Separately, the attorneys general of 15 other states have each sued companies allegedly responsible for PFAS contamination, seeking damages for the harm caused by the pollution. Minnesota settled with 3M for $850 million in 2018. Delaware also reached a settlement.
Meanwhile, more than 6,400 PFAS-related lawsuits were filed in federal court between July 2005 and March 2022.
“PFAS contamination is a national crisis,” said Melanie Benesh, EWG’s vice president of government affairs. “The scale of contamination is stunning – the more we test, the more we find.”
“It’s manufacturers like 3M and DuPont that have gotten us here today. They’ve known for 70 years that they were poisoning the water and didn’t tell the EPA. They didn’t tell anyone, because they were making too much money," she added.
In the absence of enforceable federal standards, California has been hard-hitting in its efforts to regulate PFAS.
In 2019, the California Office of Environmental Health Hazard Assessment, or OEHHA, proposed bold limits to regulate PFAS in drinking water. The state’s Public Health Goals submitted for public review, would limit the amounts in drinking water for the two most notorious PFAS compounds: PFOA, formerly used to make DuPont’s Teflon, and PFOS, formerly an ingredient in 3M’s Scotchgard.
State environmental health officials recommend a health-protective limit of 7 parts per quadrillion for PFOA, and 1 part per trillion, or ppt, for PFOS.
California also has recently addressed the PFAS problem with strong new laws. In 2020, it was the first state to ban 13 PFAS from personal care products. That year, it also banned the use of PFAS in most applications of firefighting foam. Last year, Gov. Gavin Newsom signed into law a landmark bill banning the use of PFAS in children’s products, as well as a ban on these chemicals in food packaging.
In September, Newsom signed a law prohibiting the sale in California of personal care products like cosmetics containing intentionally added PFAS.
“California has repeatedly stood up for public health and for safeguarding its residents from further unnecessary exposure to toxic PFAS,” said Allayaud.
“We applaud Attorney General Bonta for filing suit against these polluters. California has the fifth biggest economy in the world and the largest population of any state, and the attorney general is acting to protect our people, our economy and our environment,” he said.
PFAS are called “forever chemicals” because they do not break down in the environment and they build up in our blood and organs. They are among the most persistent toxic compounds in existence.

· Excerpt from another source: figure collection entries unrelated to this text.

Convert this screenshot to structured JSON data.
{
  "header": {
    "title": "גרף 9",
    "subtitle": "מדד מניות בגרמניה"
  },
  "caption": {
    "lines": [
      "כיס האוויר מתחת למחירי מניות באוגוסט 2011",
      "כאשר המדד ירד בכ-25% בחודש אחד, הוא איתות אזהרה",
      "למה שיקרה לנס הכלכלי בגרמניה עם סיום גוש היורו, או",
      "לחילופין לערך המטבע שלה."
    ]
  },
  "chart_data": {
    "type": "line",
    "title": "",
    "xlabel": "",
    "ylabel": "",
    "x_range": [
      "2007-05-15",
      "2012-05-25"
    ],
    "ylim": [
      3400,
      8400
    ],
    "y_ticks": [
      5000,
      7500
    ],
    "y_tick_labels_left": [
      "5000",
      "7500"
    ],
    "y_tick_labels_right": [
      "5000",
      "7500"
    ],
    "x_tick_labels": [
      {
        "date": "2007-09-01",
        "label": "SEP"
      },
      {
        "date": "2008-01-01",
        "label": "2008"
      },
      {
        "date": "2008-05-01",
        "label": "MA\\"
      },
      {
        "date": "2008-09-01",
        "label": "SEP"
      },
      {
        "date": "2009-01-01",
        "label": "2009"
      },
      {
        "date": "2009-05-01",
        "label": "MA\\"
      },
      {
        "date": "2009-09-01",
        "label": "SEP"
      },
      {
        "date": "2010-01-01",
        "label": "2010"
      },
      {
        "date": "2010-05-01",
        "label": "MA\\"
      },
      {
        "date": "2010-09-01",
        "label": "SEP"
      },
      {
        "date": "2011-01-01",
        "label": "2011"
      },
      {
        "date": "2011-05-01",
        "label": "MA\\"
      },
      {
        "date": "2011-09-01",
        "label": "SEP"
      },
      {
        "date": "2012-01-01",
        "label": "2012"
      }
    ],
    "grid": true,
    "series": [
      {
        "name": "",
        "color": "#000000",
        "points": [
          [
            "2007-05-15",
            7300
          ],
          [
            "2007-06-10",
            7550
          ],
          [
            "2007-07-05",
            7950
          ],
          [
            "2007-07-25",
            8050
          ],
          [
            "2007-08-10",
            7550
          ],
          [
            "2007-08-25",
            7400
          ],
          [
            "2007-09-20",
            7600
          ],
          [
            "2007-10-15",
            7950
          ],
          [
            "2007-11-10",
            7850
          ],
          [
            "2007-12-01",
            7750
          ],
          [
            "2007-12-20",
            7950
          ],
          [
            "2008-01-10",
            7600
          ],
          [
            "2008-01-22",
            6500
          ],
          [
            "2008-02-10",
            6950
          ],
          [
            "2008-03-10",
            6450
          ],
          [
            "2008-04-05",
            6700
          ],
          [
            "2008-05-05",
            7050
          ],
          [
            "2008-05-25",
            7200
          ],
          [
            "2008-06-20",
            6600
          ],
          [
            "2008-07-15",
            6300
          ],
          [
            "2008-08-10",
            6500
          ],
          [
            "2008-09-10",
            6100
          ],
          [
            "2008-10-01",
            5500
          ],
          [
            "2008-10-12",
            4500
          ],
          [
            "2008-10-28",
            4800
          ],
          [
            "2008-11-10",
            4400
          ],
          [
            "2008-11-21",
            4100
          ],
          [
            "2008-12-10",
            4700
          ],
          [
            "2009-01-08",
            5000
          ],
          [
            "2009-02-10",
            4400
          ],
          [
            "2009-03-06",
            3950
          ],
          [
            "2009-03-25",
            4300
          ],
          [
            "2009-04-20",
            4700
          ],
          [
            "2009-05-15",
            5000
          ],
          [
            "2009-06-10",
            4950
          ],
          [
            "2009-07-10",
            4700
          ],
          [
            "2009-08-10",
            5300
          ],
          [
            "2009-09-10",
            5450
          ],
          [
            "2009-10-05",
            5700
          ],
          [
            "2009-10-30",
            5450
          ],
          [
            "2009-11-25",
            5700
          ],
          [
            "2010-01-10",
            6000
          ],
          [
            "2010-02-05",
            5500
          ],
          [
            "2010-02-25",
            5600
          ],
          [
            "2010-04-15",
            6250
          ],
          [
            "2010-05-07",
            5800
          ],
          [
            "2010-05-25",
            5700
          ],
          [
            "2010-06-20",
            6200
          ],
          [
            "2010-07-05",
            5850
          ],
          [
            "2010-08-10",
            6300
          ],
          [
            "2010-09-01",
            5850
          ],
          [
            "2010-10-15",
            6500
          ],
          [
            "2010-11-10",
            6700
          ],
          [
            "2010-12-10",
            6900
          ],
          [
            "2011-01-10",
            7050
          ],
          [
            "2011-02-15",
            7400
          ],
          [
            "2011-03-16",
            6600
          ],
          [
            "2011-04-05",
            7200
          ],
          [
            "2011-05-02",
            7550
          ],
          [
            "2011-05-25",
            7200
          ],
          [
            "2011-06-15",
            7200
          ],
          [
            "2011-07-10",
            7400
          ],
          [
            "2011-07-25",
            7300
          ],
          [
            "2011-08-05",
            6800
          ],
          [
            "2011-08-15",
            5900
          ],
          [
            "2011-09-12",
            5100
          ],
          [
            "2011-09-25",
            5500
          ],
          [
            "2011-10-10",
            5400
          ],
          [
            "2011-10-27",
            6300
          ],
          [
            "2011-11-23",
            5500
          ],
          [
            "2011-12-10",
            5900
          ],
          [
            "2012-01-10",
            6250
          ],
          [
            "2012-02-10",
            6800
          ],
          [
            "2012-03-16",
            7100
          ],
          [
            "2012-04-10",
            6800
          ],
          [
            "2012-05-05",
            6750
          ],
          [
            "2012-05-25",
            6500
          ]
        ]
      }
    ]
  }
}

According to the Centers for Disease Control and Prevention, fluorinated chemicals contaminate the bodies of nearly all Americans. Very low doses of PFAS in drinking water have been linked to an array of serious health harms. Some PFAS have been linked to a higher risk of harm to the immune system, such as reduced vaccine efficacy; harm to development and the reproductive system, such as reduced birth weight and impacts on fertility; increased risk of certain cancers, like breast cancer; and effects on metabolism, such as changes in cholesterol and weight gain.
In June, the EPA proposed new lifetime health advisories for four PFAS compounds in water.
The Environmental Working Group (EWG) is a nonprofit, non-partisan organization that empowers people to live healthier lives in a healthier environment. Through research, advocacy and unique education tools, EWG drives consumer choice and civic action.